Het startpunt voor het lokale woningmarktbeleid is de gemeentelijke woonvisie. Het is dan ook noodzakelijk dat alle gemeenten beschikken over een actuele woonvisie, waarin zij richting geven aan de gewenste investeringen van ondermeer corporaties, gegeven de korte en lange termijn regionale ontwikkeling van de volkshuisvestelijke vraag. Gemeenten kunnen ook de ruimtelijke voorwaarden scheppen door bijvoorbeeld het aanwijzen van plancapaciteit voor woningbouw, sociale huur, koop maar zeker ook huurwoningen voor middeninkomens. In de ronde die ik de komende maanden langs de woningmarktregio’s zal maken, zal ik de regionale woningbehoefte ondermeer in relatie tot het investeringsvermogen van de aldaar werkzame corporaties bespreken met betrokken partijen.

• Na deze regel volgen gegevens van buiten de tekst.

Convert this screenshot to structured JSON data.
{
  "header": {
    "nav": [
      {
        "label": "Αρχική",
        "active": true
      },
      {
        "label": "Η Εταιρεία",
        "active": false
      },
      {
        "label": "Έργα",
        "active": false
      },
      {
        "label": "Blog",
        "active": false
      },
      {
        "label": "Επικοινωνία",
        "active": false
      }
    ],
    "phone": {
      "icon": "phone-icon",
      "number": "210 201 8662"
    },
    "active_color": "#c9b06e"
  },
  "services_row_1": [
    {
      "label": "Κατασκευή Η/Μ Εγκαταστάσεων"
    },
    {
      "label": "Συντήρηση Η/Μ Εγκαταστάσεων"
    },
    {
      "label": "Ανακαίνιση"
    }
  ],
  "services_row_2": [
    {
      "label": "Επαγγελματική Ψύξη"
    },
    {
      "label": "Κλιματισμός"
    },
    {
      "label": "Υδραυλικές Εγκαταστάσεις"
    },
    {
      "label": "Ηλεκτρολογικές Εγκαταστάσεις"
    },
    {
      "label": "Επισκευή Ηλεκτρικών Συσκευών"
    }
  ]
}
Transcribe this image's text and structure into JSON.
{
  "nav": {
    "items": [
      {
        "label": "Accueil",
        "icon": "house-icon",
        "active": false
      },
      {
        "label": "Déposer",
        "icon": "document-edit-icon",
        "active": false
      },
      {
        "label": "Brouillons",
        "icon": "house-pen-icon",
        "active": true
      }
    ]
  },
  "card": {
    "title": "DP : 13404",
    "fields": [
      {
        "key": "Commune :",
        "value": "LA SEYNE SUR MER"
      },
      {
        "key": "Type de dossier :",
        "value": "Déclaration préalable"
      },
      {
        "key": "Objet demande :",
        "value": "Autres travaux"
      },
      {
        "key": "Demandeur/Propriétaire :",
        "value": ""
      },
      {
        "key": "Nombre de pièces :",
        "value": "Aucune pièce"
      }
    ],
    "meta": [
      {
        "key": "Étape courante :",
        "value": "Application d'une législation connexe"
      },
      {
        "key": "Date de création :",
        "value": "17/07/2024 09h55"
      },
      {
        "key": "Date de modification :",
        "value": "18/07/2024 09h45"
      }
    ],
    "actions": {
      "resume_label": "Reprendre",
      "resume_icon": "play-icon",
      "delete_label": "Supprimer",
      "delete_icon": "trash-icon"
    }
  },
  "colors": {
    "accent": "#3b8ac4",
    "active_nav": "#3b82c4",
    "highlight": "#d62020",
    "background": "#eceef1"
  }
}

Met de herziene Woningwet is er een helder kader waarbinnen duidelijk is wat de kerntaak van de corporatie is en ook wat activiteiten zijn die corporaties niet meer mogen doen of enkel nog met grote terughoudendheid, omdat deze primair het terrein zijn van commerciële partijen. De financiële ruimte die er is biedt ruimte voor een grotere inzet van corporaties op hun kerntaken: het huisvesten van lage inkomens in betaalbare, kwalitatief passende woningen. De omvang van de financiële ruimte laat echter onverlet dat het maatschappelijk vermogen op een zinvolle manier moet worden ingezet. Want elke euro kan maar een keer worden uitgegeven. Bovendien geldt dat voor extra inspanningen meer zal moeten worden geleend, waarbij de leningbehoefte kan worden beperkt door duurdere voorraad die niet past bij de doelgroep te verkopen. Noodzakelijk is dus dat er telkens een zinvolle afweging wordt gemaakt tussen wat nu nodig is en voor toekomstige generaties beschikbaar moet zijn, ook gelet op economische omstandigheden die in de toekomst snel kunnen wijzigen en vragen om een zekere wendbaarheid in de planvorming en het aangaan van financiële verplichtingen. Het is aan corporaties, gemeenten en huurders om tot invullingen te komen waarmee zowel op de korte als lange termijn goed kan worden bijgedragen aan de volkshuisvesting.

Een uitgebreidere analyse van de financiële situatie en de geleverde volkshuisvestelijke prestaties (op basis van DVI 2015) geef ik in de Staat van de volkshuisvesting, die in het voorjaar 2017 aan uw Kamer wordt aangeboden.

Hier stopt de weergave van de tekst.